Why would one who laments judicial "activism" advocate worrying about the political outcome of the future legal decisions of nominated judges? As Ms. Althouse wrote in the New York Times, "This system works only if the judges suppress their personal and political willfulness and take on the momentous responsibility to embody the rule of law. They should not reach out for opportunities to make announcements of law, but handle the real cases that have been filed." If that is the case, how can one pick and choose judges based upon predictions of the political outcomes of their decisions?

One person noticed the tension in Ms. Althouse's blog entry, commenting, "I don't know that I'm a conservative, or even a 'conservative', but it would seem that rigor in drawing conclusions from the Constitution, previous decisions, and legal principles would be exactly what 'originalists' and 'strict constructionists' aspire to." Ms. Althouse responded:

But Roberts has not proclaimed himself either an originalist or a strict constructionist, and his rigorouus methodology could very easily lead him to decisions that Bush and his constituents will hate. That doesn't make him wrong. It makes him admirable in my book. But I'm just pointing out something of interest to some folks that I happen to be in a good position to perceive and describe.

It strikes me as a bit disingenuous to express admiration of a judge for the ability to make decisions based on law without regard to political outcome while simultaneously dedicating your time to writing an article warning conservatives to stay away as a result of that very fact.

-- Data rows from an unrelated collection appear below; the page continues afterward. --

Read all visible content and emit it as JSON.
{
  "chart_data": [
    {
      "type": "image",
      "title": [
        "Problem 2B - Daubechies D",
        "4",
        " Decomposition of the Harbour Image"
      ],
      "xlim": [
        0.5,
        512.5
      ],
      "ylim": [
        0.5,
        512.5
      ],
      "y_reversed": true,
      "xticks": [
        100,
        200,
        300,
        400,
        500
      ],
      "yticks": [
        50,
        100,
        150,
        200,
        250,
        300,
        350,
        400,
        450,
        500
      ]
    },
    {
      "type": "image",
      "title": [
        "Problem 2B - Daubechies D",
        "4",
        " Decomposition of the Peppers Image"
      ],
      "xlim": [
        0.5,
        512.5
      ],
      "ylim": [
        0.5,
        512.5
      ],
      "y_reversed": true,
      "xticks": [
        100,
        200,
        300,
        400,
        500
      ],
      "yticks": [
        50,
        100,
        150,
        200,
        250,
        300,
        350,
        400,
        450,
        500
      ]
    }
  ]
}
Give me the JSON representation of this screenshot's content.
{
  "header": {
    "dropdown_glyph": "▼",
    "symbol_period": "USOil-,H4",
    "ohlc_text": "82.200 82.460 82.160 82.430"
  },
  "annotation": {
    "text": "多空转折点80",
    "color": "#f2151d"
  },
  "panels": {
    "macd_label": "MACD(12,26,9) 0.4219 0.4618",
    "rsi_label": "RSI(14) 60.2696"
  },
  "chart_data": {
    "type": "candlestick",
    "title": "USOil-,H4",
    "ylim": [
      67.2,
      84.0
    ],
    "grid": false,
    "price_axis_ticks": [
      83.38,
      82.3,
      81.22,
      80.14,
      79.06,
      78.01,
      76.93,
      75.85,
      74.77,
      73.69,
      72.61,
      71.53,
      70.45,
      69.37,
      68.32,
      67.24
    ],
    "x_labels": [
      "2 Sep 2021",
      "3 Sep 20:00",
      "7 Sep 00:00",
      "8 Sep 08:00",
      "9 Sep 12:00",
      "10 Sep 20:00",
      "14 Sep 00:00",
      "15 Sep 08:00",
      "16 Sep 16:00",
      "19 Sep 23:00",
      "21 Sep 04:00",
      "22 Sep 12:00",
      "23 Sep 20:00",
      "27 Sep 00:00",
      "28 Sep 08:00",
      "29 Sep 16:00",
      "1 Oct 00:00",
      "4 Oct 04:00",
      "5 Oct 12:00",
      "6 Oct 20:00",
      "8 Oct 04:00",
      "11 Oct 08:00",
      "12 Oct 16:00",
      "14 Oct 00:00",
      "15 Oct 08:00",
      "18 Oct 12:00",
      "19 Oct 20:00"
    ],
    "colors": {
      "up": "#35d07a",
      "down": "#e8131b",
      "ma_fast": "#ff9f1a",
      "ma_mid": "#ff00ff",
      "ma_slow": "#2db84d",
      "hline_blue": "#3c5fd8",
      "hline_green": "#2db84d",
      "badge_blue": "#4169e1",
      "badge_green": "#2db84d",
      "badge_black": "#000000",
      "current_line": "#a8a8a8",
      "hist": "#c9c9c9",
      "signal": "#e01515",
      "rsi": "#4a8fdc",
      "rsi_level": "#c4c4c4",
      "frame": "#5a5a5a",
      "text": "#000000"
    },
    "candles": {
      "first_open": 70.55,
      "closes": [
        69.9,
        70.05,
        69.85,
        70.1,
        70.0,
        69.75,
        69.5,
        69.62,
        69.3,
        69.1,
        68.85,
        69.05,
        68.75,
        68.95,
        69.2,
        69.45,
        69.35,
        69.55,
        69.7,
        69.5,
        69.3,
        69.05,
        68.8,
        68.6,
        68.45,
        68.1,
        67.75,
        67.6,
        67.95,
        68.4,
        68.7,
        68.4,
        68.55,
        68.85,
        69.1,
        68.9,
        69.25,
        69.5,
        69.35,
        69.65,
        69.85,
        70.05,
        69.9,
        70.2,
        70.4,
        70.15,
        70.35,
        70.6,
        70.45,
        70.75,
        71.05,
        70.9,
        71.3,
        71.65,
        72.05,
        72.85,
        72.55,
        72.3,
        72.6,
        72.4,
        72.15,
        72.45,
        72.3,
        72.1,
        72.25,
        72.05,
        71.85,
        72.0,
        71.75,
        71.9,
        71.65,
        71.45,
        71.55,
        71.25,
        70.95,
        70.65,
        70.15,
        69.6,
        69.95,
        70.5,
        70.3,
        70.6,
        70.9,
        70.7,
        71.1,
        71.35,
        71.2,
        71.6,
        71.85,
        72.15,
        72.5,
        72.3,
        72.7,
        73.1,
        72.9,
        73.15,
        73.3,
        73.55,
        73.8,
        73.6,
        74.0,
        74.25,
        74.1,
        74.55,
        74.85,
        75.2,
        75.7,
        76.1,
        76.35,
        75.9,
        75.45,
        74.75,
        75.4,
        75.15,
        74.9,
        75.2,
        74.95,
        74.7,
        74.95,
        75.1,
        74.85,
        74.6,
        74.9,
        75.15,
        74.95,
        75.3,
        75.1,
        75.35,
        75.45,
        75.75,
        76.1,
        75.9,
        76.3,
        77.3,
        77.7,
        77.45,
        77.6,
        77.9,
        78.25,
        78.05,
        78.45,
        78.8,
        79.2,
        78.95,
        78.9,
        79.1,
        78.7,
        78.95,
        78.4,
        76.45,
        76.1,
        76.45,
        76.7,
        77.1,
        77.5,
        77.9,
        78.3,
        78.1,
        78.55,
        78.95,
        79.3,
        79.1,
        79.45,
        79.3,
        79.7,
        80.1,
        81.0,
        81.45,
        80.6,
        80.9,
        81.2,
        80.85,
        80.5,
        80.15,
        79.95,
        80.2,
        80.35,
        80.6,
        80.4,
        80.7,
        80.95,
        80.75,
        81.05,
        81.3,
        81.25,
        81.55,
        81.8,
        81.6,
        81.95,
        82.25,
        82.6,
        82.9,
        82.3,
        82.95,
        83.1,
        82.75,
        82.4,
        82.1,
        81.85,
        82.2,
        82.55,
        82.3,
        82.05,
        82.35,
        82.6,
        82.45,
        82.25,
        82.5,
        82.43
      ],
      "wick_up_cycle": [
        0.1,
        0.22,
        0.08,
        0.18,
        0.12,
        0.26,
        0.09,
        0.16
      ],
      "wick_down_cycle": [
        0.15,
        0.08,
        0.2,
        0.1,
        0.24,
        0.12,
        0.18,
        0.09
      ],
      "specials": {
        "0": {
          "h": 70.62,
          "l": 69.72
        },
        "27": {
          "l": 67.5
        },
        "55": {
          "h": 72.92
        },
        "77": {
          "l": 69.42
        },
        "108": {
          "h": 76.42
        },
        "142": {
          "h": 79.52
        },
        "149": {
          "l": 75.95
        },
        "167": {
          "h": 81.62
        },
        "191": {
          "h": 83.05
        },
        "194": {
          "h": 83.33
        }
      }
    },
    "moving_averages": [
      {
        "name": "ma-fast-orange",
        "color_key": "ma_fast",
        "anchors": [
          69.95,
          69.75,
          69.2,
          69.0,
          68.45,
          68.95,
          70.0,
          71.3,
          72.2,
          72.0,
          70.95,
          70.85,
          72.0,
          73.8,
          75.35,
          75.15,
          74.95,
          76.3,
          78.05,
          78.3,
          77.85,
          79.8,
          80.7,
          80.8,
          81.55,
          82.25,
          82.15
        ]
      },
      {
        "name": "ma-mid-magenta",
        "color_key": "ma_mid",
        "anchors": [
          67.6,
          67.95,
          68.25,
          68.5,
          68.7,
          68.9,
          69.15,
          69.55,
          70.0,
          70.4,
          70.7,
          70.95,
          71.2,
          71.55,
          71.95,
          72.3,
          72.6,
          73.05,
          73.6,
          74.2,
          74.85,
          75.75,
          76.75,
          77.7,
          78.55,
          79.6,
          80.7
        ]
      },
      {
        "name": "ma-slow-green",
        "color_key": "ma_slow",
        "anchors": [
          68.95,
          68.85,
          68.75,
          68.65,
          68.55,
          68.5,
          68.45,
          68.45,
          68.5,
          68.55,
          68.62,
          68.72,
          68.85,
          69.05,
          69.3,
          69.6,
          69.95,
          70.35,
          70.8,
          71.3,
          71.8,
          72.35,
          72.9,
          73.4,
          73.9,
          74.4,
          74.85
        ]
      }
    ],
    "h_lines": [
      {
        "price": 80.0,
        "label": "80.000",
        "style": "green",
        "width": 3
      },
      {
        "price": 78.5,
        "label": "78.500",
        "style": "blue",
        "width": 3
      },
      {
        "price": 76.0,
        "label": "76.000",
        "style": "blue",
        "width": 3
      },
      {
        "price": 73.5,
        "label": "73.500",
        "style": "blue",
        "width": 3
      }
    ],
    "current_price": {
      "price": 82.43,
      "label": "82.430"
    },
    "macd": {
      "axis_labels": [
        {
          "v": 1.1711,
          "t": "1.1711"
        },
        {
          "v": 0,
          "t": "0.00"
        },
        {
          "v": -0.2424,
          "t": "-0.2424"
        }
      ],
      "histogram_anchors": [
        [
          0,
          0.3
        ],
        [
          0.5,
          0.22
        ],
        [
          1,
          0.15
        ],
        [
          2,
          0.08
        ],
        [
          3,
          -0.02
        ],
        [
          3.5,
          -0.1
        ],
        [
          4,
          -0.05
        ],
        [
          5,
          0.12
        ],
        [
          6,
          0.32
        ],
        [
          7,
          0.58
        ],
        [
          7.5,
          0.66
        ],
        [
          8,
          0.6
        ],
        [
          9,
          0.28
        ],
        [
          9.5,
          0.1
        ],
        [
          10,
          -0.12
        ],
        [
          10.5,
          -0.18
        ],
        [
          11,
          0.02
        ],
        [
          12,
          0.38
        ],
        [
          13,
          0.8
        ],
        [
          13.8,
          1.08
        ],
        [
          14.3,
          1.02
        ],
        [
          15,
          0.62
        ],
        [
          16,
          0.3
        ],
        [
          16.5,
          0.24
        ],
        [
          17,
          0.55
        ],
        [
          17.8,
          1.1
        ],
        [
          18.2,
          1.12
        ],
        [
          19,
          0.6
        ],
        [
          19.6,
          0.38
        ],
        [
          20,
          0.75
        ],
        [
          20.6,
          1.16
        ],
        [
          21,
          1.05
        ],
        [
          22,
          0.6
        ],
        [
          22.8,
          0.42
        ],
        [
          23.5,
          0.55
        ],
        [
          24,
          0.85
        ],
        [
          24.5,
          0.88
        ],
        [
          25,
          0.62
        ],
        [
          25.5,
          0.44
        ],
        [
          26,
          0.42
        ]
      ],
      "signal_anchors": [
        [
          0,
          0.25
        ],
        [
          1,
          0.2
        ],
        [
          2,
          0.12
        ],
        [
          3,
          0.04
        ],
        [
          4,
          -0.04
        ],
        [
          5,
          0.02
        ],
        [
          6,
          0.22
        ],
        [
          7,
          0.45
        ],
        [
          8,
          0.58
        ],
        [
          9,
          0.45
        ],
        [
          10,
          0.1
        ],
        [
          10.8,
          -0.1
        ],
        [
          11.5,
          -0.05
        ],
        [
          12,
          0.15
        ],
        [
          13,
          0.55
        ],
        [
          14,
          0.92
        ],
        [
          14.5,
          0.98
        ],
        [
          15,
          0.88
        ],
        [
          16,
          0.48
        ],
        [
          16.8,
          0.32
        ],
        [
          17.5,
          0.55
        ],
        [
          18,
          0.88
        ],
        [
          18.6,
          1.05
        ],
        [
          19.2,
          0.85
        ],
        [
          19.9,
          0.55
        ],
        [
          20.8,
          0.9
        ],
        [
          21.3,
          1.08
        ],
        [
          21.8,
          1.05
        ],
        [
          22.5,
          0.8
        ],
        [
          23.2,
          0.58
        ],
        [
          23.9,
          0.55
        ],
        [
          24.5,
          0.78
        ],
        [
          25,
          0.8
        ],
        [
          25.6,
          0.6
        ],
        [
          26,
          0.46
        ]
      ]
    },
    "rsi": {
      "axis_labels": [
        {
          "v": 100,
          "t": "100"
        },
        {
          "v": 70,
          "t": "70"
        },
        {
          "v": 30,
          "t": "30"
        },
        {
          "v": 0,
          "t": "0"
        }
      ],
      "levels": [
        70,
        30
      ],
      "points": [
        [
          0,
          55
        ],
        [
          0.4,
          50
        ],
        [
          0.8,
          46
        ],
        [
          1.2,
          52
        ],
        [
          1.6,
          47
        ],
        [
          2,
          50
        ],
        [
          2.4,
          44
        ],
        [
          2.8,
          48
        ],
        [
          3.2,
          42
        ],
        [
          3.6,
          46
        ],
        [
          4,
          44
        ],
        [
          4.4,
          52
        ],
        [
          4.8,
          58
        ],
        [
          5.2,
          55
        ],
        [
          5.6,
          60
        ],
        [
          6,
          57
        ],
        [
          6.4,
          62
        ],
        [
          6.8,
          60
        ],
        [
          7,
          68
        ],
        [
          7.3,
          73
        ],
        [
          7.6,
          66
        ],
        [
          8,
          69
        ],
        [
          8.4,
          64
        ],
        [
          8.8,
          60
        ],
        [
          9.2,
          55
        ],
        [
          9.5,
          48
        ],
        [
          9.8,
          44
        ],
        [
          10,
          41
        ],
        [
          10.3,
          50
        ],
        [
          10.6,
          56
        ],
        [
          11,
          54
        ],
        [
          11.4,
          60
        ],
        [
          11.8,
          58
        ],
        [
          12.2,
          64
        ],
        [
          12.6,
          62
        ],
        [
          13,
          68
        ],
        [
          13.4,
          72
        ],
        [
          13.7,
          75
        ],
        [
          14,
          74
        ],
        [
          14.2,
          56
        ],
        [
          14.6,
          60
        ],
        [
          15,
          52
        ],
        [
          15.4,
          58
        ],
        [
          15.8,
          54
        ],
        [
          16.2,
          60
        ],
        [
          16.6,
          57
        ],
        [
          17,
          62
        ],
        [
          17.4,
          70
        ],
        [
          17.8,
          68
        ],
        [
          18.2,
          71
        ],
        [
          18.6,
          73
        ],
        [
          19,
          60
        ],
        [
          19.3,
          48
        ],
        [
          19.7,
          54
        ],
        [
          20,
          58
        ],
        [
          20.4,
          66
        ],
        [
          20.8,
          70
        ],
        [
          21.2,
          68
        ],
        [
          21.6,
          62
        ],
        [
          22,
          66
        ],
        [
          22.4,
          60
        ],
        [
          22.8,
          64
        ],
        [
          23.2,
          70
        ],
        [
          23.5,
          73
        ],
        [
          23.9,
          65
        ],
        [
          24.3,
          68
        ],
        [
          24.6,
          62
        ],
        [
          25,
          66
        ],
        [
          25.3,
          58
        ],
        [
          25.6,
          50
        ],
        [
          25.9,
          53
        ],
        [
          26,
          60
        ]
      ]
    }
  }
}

I don't understand why the New York Times publishes this crap. I understand there has been criticism of the judge's decision in the case (not with respect to the outcome, just the presentation and legal reasoning). I haven't read the opinion myself, so I can't comment on it. But, even assuming there is legitimate criticism (which, knowing how incompetent most judges are, certainly would not surprise me), the New York Times certainly could have found legitimate criticism to publish.

(And, just as an aside, I don't know what Ms. Althouse was smoking to make her possibly think Roberts would not be sufficiently activist on behalf of conservative political causes. From his tenure as Reagan White House counsel to his position on the D.C. Court of Appeals, there was plenty of evidence that he would produce conservative outcomes. One of my favorites may be this quote from a February 15, 1984 White House memorandum on proposed anti-busing legislation: "Congress has authority under [Sec.] 5 [of the Fourteenth Amendment] to enforce the Fourteenth Amendment, and can conclude -- the evidence supports this -- that busing promotes segregation rather than remedying it, by precipitating white flight." That legislation was proposed by none other than white supremacist Strom Thurmond, undoubtedly borne of Senator Thurmond's keen interest in effectively remedying segregation.)